No relationship compares to that of parent and child. The Lebanese writer Kahlil Gibran, in his book The Prophet, wrote a poem/prose On Children, which you can read at the end of this post. In a nutshell, Gibran writes that as parents, we can house our children’s bodies but not their souls. We can strive to be like them but we shouldn’t try to make them be like us because children are of the future, and parents are of the past. We should think of ourselves as bows from where our children, as living arrows, are shot into the future. To Gibran, God determines the aim but the bow must remain firm and steady for the arrow to fly forward, while the bow stays behind.
Having children is a constant process of letting go, and as much as I think about this in terms of my own children, recently I’ve been thinking more from the point of view of the arrow, as a daughter.
My mother had surgery requiring her to be in the hospital for several days, and I spent much of my time with her. We are very different. To give you an idea, her hospital bag contained slippers, lipstick, and a hairbrush. There were also chocolates that she displayed on her table so the nurses would have a little treat. By contrast my bag would’ve had chap stick and a scrappy hair band so I would’t have to worry about hair. There wouldn’t be any chocolate because I would’ve eaten them all. My mom would’ve reminded me to pack slippers, and I would’ve agreed to take them.
As the child arrow, I flew far away. I lived in different cities, countries and continents than my parents. I had adventures in deserts and oceans; I blazed my own path with all it’s pitfalls and triumphs.
Yet as far away as I went, there is nothing like the love of a child towards their mother. I remember reading and crying over the case of a badly beaten child. His mother abused him by burning him with cigarette butts and even as the doctors dressed his wounds, the boy cried for his mother. He knew she was the one that hurt him, yet in his time of need what he wanted most was to have her.
That thought gives me solace when I feel I messed up something with my kids; when I yell a little louder then usual or say something a little stronger than perhaps necessary. I am my children’s bow, they will always search for me, just as I will always be connected to my mother.
As independent as I am, I cannot imagine life without her. So even if the surgery was not life threatening, I can’t say I wasn’t apprehensive when I said goodbye as she went to the hospital.
The hardest part of a surgery is the first day, and I was there to help. My mother was in a lot of pain, but the nurse said that she should try to take some steps to get her intestines moving again. My mom wanted to stand up right away, and the nurse had to remind her to “take it easy, go slowly, don’t do too much all at once.” The nurse explained that she could feel faint and nauseous and so she had to first raise the back of the bed and stay there half an hour, then turn with her feet off the bed and sit there for five minutes and then lay back down. Later she should do that again, and get up. Later do that again and take a couple of steps, and so on.
My mother’s response was “I want to get out of here.” And though it was obviously painful as evidenced by a grimace on her face and stops to take deep breaths, the woman kept on going. She stood up and walked on her first attempt. I looked towards the floor and smiled; I didn’t realize I might have gotten my determination from her.
Knowing that all would be well, my sister and I spent the following three days with her at the hospital. We had a little routine going: I’d get there early in the morning, she would arrive for lunch, and I would leave in the early afternoon to pick up my boys from school.
While at the hospital, the world stopped. There was nowhere to go, and other than taking my mom for a walk around the ward there was nothing left to do other than let time heal her wounds. Every afternoon when I left the hospital, the real world descended upon me with a vengeance that left me simultaneously frazzled and exhausted.

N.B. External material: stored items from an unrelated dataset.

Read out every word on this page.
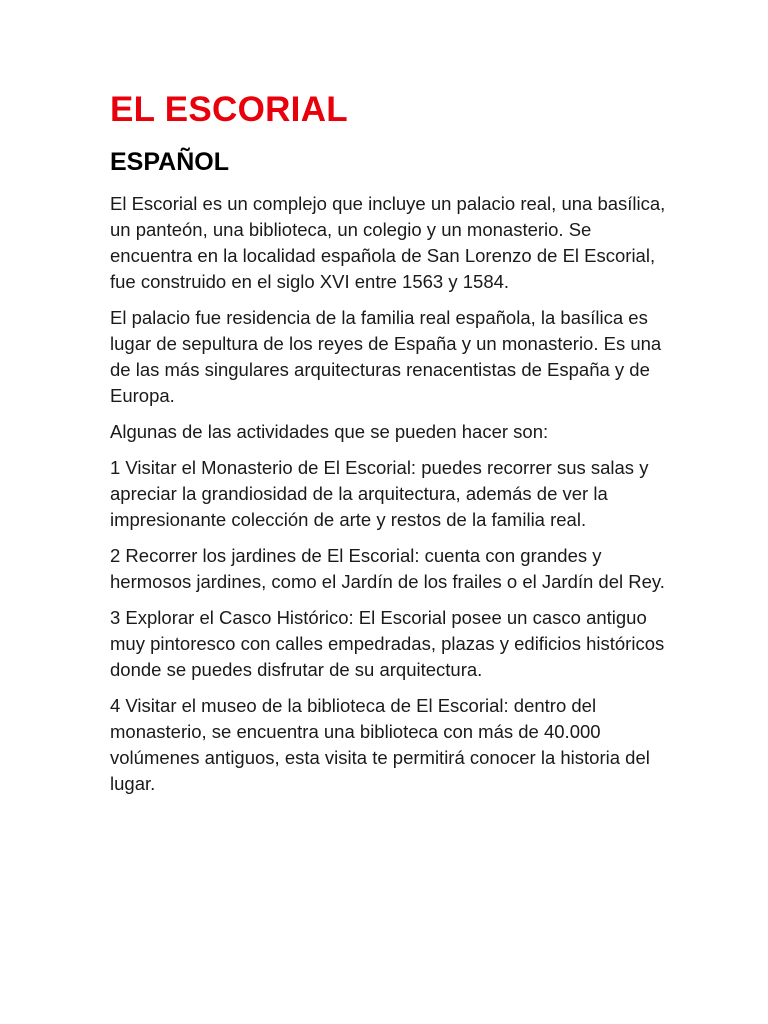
EL ESCORIAL
ESPAÑOL

El Escorial es un complejo que incluye un palacio real, una basílica, un panteón, una biblioteca, un colegio y un monasterio. Se encuentra en la localidad española de San Lorenzo de El Escorial, fue construido en el siglo XVI entre 1563 y 1584.

El palacio fue residencia de la familia real española, la basílica es lugar de sepultura de los reyes de España y un monasterio. Es una de las más singulares arquitecturas renacentistas de España y de Europa.

Algunas de las actividades que se pueden hacer son:

1 Visitar el Monasterio de El Escorial: puedes recorrer sus salas y apreciar la grandiosidad de la arquitectura, además de ver la impresionante colección de arte y restos de la familia real.

2 Recorrer los jardines de El Escorial: cuenta con grandes y hermosos jardines, como el Jardín de los frailes o el Jardín del Rey.

3 Explorar el Casco Histórico: El Escorial posee un casco antiguo muy pintoresco con calles empedradas, plazas y edificios históricos donde se puedes disfrutar de su arquitectura.

4 Visitar el museo de la biblioteca de El Escorial: dentro del monasterio, se encuentra una biblioteca con más de 40.000 volúmenes antiguos, esta visita te permitirá conocer la historia del lugar.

My mother is now home, and my life is returning to normal though I visit her often as I live down the street. Yesterday, she was on her bed with all her grandchildren who came to visit. She loves the company and noted she was only missing my other sister who lives in California to make her complete. I know what she means; the place I belong to now is with Joe and my boys. They are my everything. And I hope that as a parent, I will have given my own children the freedom to be who they need to be, but the knowledge that as arrows, they can always come home to a sturdy bow.
Gracias Mami.
How about you? How is your mother/daughter mother/son relationship? If you have children, what is your relationship with them?
Children – From The Prophet, by Khalil Gibran
And a woman who held a babe against her bosom said, “Speak to us of Children.” And he said:
Your children are not your children.
They are the sons and daughters of Life’s longing for itself.
They come through you but not from you,
And though they are with you, yet they belong not to you.
You may give them your love but not your thoughts.
For they have their own thoughts.
You may house their bodies but not their souls,
For their souls dwell in the house of tomorrow, which you cannot visit, not even in your dreams.
You may strive to be like them, but seek not to make them like you.
For life goes not backward nor tarries with yesterday.
You are the bows from which your children as living arrows are sent forth.
The archer sees the mark upon the path of the infinite, and He bends you with His might that His arrows may go swift and far.
Let your bending in the archer’s hand be for gladness;
For even as he loves the arrow that flies, so He loves also the bow that is stable.